The Saddest Landscape annonce son nouvel album « Alone With Heaven »

J’adore les groupes qui réapparaissent, comme un sentiment oublié depuis longtemps dont on se souvient soudainement dans l’allée d’une épicerie. The Saddest Landscape apprécie évidemment ce genre d’ambiance puisque leur nouvel album, Alone With Heaven (sorti le 24 avril via Iodine Recordings), est leur premier album depuis plus d’une décennie. C’est juste assez long pour que n’importe quel groupe se dissipe dans le brouillard d’idées évaporées. Plus de dix ans. Au cours de cette période, le monde a changé son langage pour la douleur, le chagrin, l’anxiété, l’espoir, la survie – mais les expériences réelles n’ont pas changé du tout et c’est évidemment là que le groupe encaisse le chèque car le moment semble à nouveau nécessaire. Ce qui, je suppose, est différent du fait d’attendre que cela semble rentable.

Ce disque porte également l’élégante gravité d’être en partie produit par Steve Albini, dont la présence dans la musique underground a toujours ressemblé plus à une certification de la réalité qu’à un crédit de producteur. Albini n’a jamais fait sonner les groupes mieux, il les rend plus vrais (ce qui est une compétence rare et difficile à aborder sans une discipline épuisante et brutale). Savoir qu’Alone With Heaven fait partie de ses derniers enregistrements donne à l’album une vélocité involontaire : non pas comme un hommage, pas comme un monument, mais comme un document de quelque chose d’honnête qui s’est produit avant que quelque chose d’irréversible ne se termine. (C’est un peu décevant, tu ne trouves pas ?)
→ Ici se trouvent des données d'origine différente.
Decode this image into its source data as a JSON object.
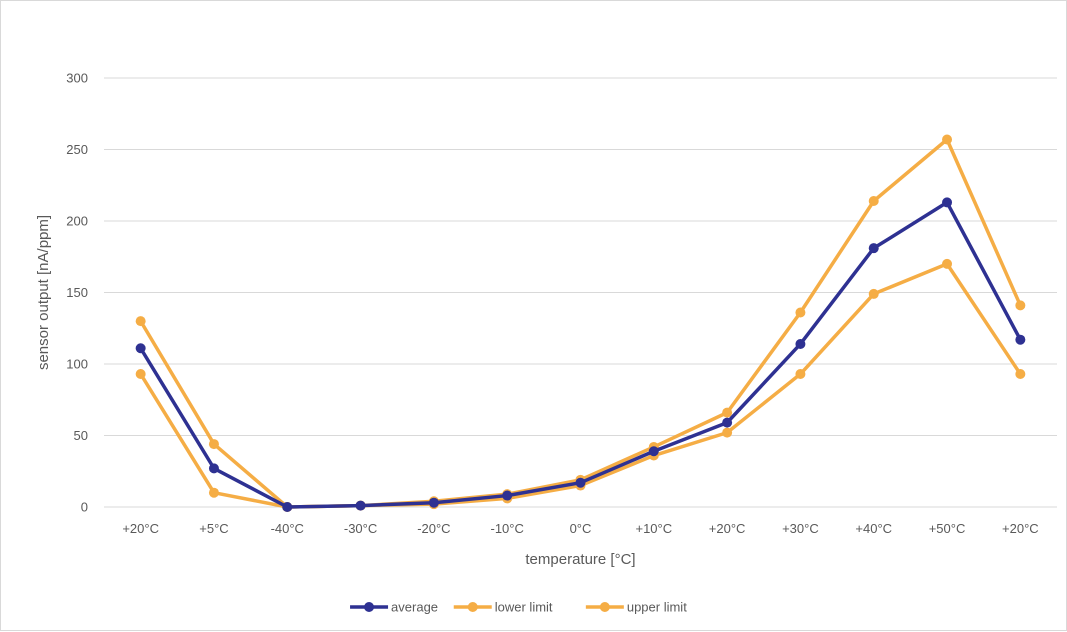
{
  "chart_data": {
    "type": "line",
    "title": "",
    "xlabel": "temperature [°C]",
    "ylabel": "sensor output [nA/ppm]",
    "categories": [
      "+20°C",
      "+5°C",
      "-40°C",
      "-30°C",
      "-20°C",
      "-10°C",
      "0°C",
      "+10°C",
      "+20°C",
      "+30°C",
      "+40°C",
      "+50°C",
      "+20°C"
    ],
    "ylim": [
      0,
      300
    ],
    "yticks": [
      0,
      50,
      100,
      150,
      200,
      250,
      300
    ],
    "grid": true,
    "legend_position": "bottom",
    "series": [
      {
        "name": "average",
        "color": "#2e3192",
        "values": [
          111,
          27,
          0,
          1,
          3,
          8,
          17,
          39,
          59,
          114,
          181,
          213,
          117
        ]
      },
      {
        "name": "lower limit",
        "color": "#f5ad45",
        "values": [
          93,
          10,
          0,
          1,
          2,
          6,
          15,
          36,
          52,
          93,
          149,
          170,
          93
        ]
      },
      {
        "name": "upper limit",
        "color": "#f5ad45",
        "values": [
          130,
          44,
          0,
          1,
          4,
          9,
          19,
          42,
          66,
          136,
          214,
          257,
          141
        ]
      }
    ]
  }
}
Le premier single, « From Home They Run », ne se présente pas comme un single principal, il n’essaie pas de se vendre comme quelque chose de tape-à-l’œil. Cela fonctionne plutôt comme une modeste articulation sur la tension, la libération et l’effondrement évident. Andy Maddox décrit la chanson en termes d’anxiété, de mélodie, de soulagement et de vagues d’émotion, mais ce qu’il décrit en réalité, c’est la rare sensation de votre système nerveux qui se ferme brièvement. Pas de vraie paix ni de bonheur. Juste calme. La petite fenêtre où votre cerveau arrête de raconter vos pires peurs comme une voix off documentaire.
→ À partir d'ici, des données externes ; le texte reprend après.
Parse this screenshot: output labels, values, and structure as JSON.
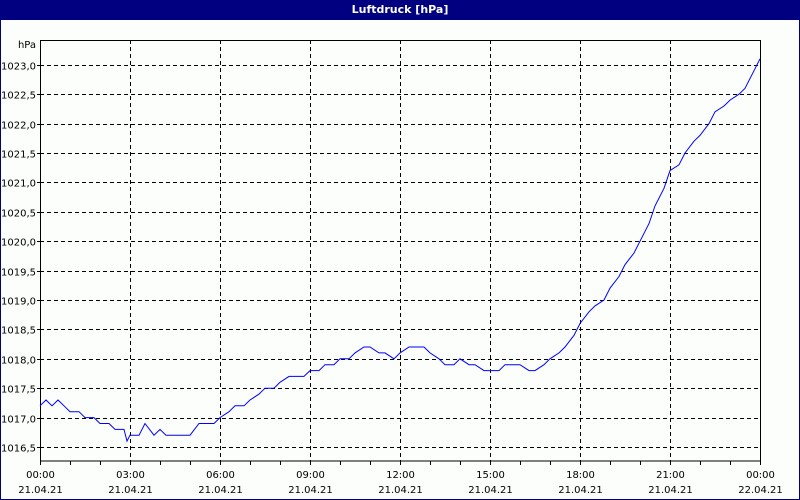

Les apparitions d’invités (Julien Baker, Jeremy Bolm, Evan Weiss) ressemblent plus à des signaux d’alignement qu’à des flexions. Ils vous disent dans quel univers émotionnel ce disque existe. Pas de désespoir performatif. Pas le chaos. Pas du nihilisme. Cette musique parle d’endurance et de rester en vie avec une réelle intention. Même le côté physique de la sortie compte : un LP double gatefold, un insert de 16 pages avec des illustrations de Daniel Danger (qui a travaillé avec tout le monde, de The Cure à Nine Inch Nails en passant par Guillermo del Toro), ce qui signifie que le groupe comprend que ce n’est pas seulement un album, c’est un objet, un conteneur, une chose avec laquelle vous êtes censé vivre pendant un moment. Ce n’est pas une musique de fond de l’ère du streaming. C’est de la musique assis-avec-ça. C’est de la musique à regarder le mur.

Alone With Heaven nous rappelle que certains groupes n’existent pas pour bander vos meilleurs moments, mais pour traduire les parties de votre vie qui n’ont pas encore de langage. Les parties où le chagrin n’est pas dramatique, l’espoir n’est pas cinématographique et la survie n’est pas héroïque – c’est juste une persévérance tranquille.